No hace falta preguntar cuál de los dos comentaristas musulmanes nos resulta más simpático, si el teórico fundamentalista incapaz de ver más allá del plano literal del lenguaje o el intelectual ilustrado que somete los textos sagrados a examen crítico -no es poco mérito ya que en algunos países islámicos es jugársela- con el propósito de buscar en el mundo del siglo XXI un sentido al mensaje de sabiduría legado por los grandes maestros espirituales del pasado.
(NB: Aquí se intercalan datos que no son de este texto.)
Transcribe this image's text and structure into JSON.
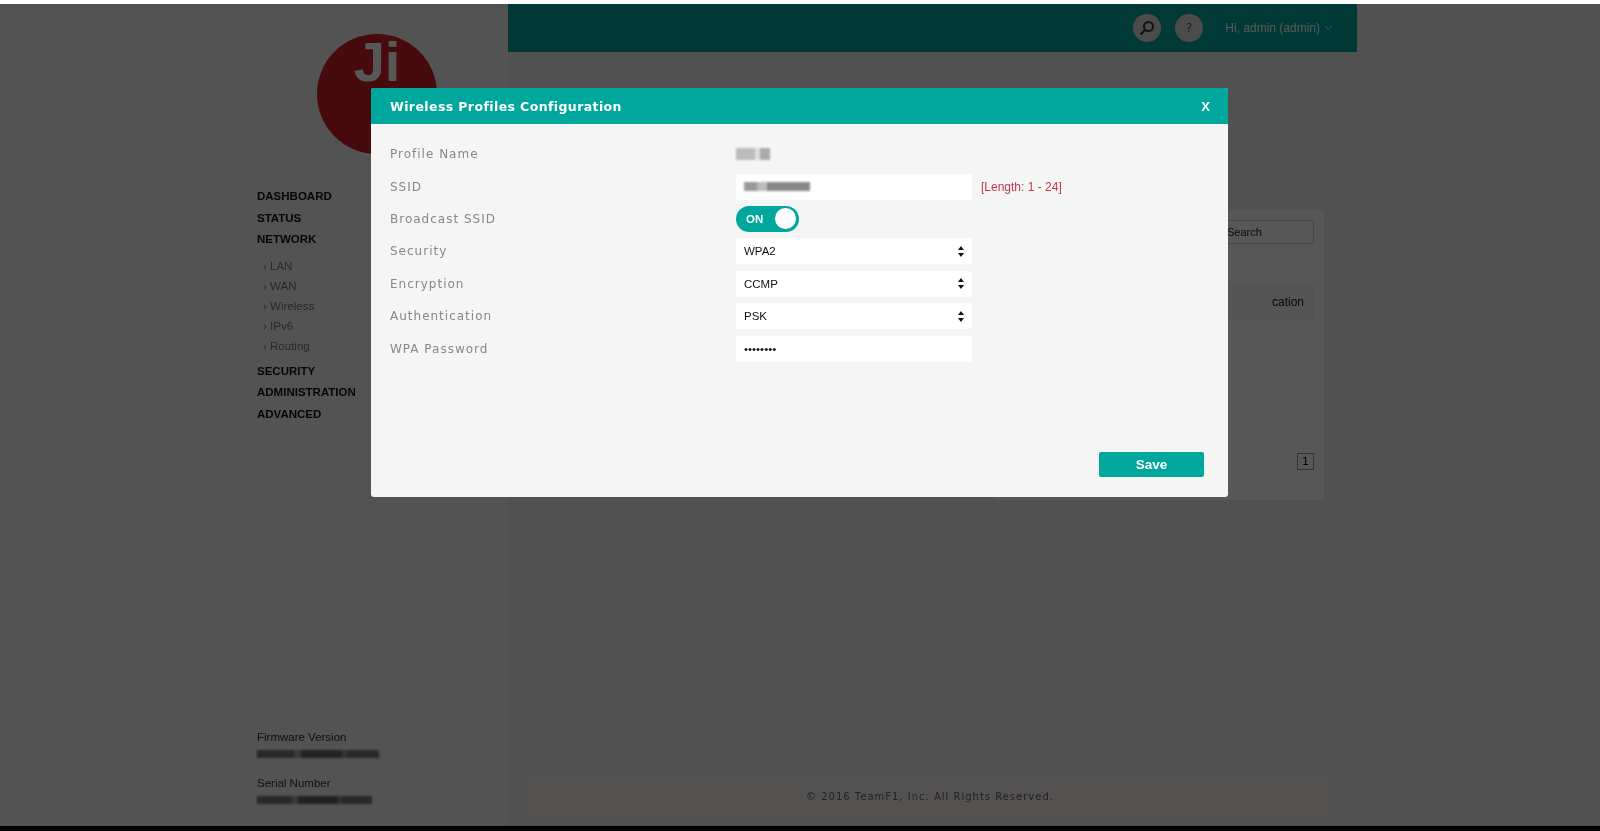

El consumidor habitual de información en medios tradicionales y redes sociales debería aprender a diferenciar entre los discursos que resultan edificantes y aquellos que solo aspiran a confundir, desestabilizar, generar proselitismo o, simplemente, realimentar los prejuicios de los comentaristas radicales. Esto, como es lógico, no es algo exclusivo del Islam, sino que afecta a todas las religiones e ideologías.

En Euskadi conocemos el incómodo precedente de las innumerables disputas originadas a lo largo del último siglo por las diversas interpretaciones del mensaje soberanista. La mayor parte de ellas fueron muy juiciosas y conformes con el espíritu de tolerancia europeo. En democracia, todos los puntos de vista son admisibles. El problema vino cuando algunas corrientes se apartaron del talante democrático para degenerar en estrategias de acción directa y violencia. Esto es de lo que se debe escapar. Y para ello es necesario el fomento de la tolerancia y una educación más firme y consciente en los valores típicos de la civilización europea. Da igual cuáles sean sus contenidos: cualquier discurso radical, exclusivista y basado en la literalidad es sospechoso de llevar en su interior el virus de la inestabilidad social y la disgregación.